При настройке файрвола иногда хочется достигнуть максимальной защиты. Некоторые просто фильтруют "приватные" адреса на внешних интерфейсах, однако этого недостаточно. Решил сделать полный перечень зарезервированных IP-адресов, тоесть тех, которые не используются в сети Internet.
При написании статьи руководствовался RFC 6890, который отменяет действия предыдущих RFC 4773, 5156, 5735 и 5736.

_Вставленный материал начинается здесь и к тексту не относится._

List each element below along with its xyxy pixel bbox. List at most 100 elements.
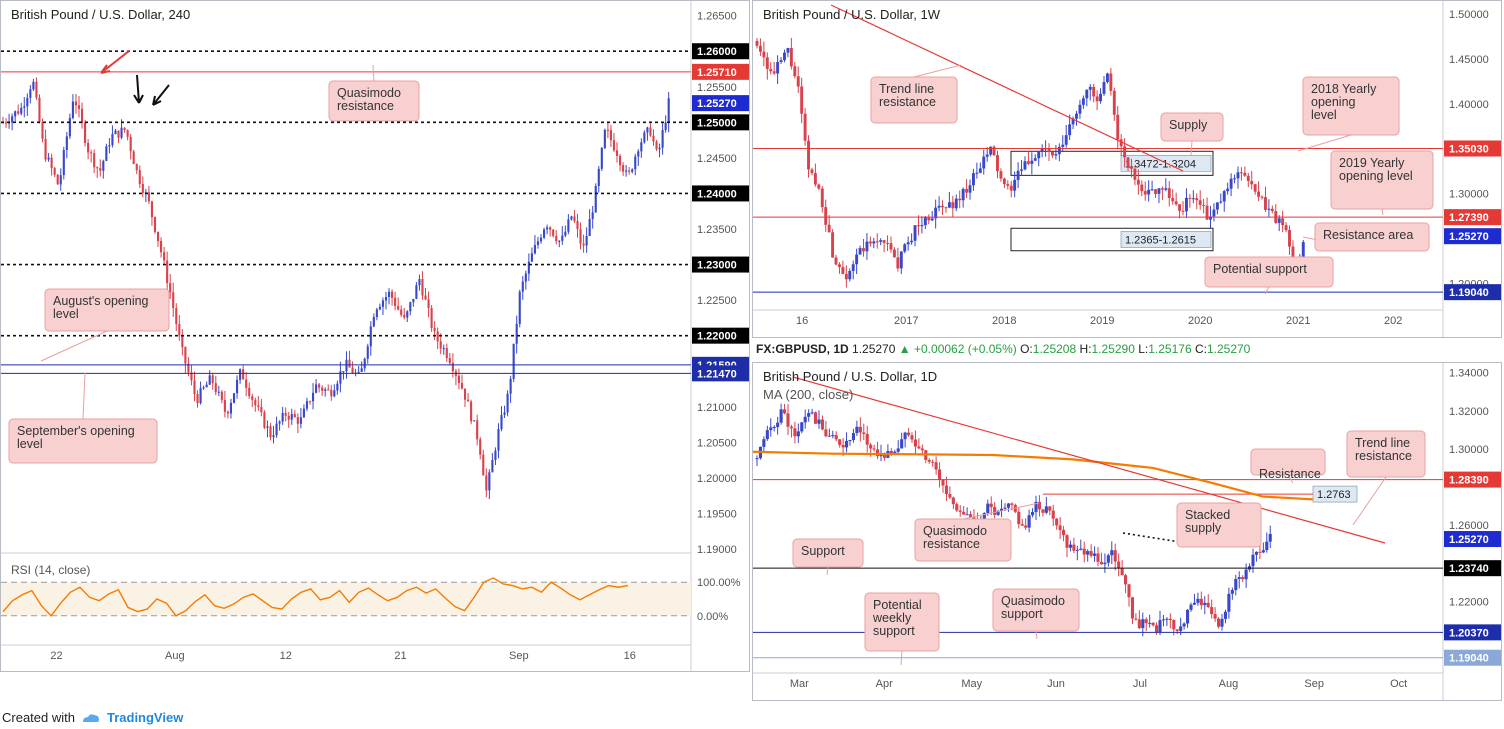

Описание сетей выполнено в формате того же RFC 6890 (как на меня, то получается более полное видение общей картины), где для каждой сети указываются следующие параметры:
- Address Block - адреса IPv4 блока специального назначения;
- Name - описание для блока специального назначения;
- RFC - RFC, в котором предложено использовать блок как адреса специального назначения;
- Allocation Date - дата выделения блока в адреса специального назначения;
- Termination Date - дата окончания действия распределения (поскольку для всех сетей значение установлено как "N/A", даный параметр упущен);
- Source - логическое значение, указывающее, является ли адрес из адресного блока специального назнечения действительным, при использовании в качестве адреса источника в транзитной IP-дейтаграмме между двумя устройствами;
- Destination - логическое значение, указывающее, является ли адрес из адресного блока специального назнечения действительным, при использовании в качестве адреса назначения в транзитной IP-дейтаграмме между двумя устройствами;
- Forwardable - логическое значение, может ли маршрутизатор пересылать IP-дейтаграммы, адреса назначения которых взяты из адресного блока специального назначения, между внешними интерфейсами;
- Global - логическое значение, указывающее, является ли IP-дейтаграмма, чей адрес назначения взят из адресного блока специального назначения, пересылаемой после отведенного административного домена;
- Reserved-by-Protocol - логическое значение, указывающее, является ли адрес блока специального назначения зарезервирован для себя. Принимает значение "TRUE", если RFC, согласно которому создан этот блок адресов специального назначения, требует, чтобы все совместимые реализации IP протокола вели себя особым образом при обработке пакетов для или от адресов блока специального назначения;
Address Block | Name | RFC | Allocation Date | Source | Destination | Forwardable | Global | Reserved-by-Protocol |
0.0.0.0/8 | "This host on this network" | [RFC1122], Section 3.2.1.3 | September 1981 | True | False | False | False | True |
10.0.0.0/8 | Private-Use | [RFC1918] | February 1996 | True | True | True | False | False |
100.64.0.0/10 | Shared Address Space | [RFC6598] | April 2012 | True | True | True | False | False |
127.0.0.0/8 | Loopback | [RFC1122], Section 3.2.1.3 | September 1981 | False | False | False | False | True |
169.254.0.0/16 | Link Local | [RFC3927] | May 2005 | True | True | False | False | True |
172.16.0.0/12 | Private-Use | [RFC1918] | February 1996 | True | True | True | False | False |
192.0.0.0/24 | IETF Protocol Assignments | [RFC6890], Section 2.1 | January 2010 | False | False | False | False | False |
192.0.0.0/29 | DS-Lite | [RFC6333] | June 2011 | True | True | True | False | False |
192.0.2.0/24 | Documentation (TEST-NET-1) | [RFC5737] | January 2010 | False | False | False | False | False |
192.88.99.0/24 | 6to4 Relay Anycast | [RFC3068] | June 2001 | True | True | True | True | False |
192.168.0.0/16 | Private-Use | [RFC1918] | February 1996 | True | True | True | False | False |
198.18.0.0/15 | Benchmarking | [RFC2544] | March 1999 | True | True | True | False | False |
198.51.100.0/24 | Documentation (TEST-NET-2) | [RFC5737] | January 2010 | False | False | False | False | False |
203.0.113.0/24 | Documentation (TEST-NET-3) | [RFC5737] | January 2010 | False | False | False | False | False |
240.0.0.0/4 | Reserved | [RFC1112], Section 4 | August 1989 | False | False | False | False | True |
255.255.255.255/32 | Limited Broadcast | [RFC0919], Section 7 | October 1984 | False | True | False | False | False |
Так что все эти сети можно использовать для фильтрации при написании ACL. Также не стоит забывать о сети 224.0.0.0/4, которая используется для груповой адресации (multicast).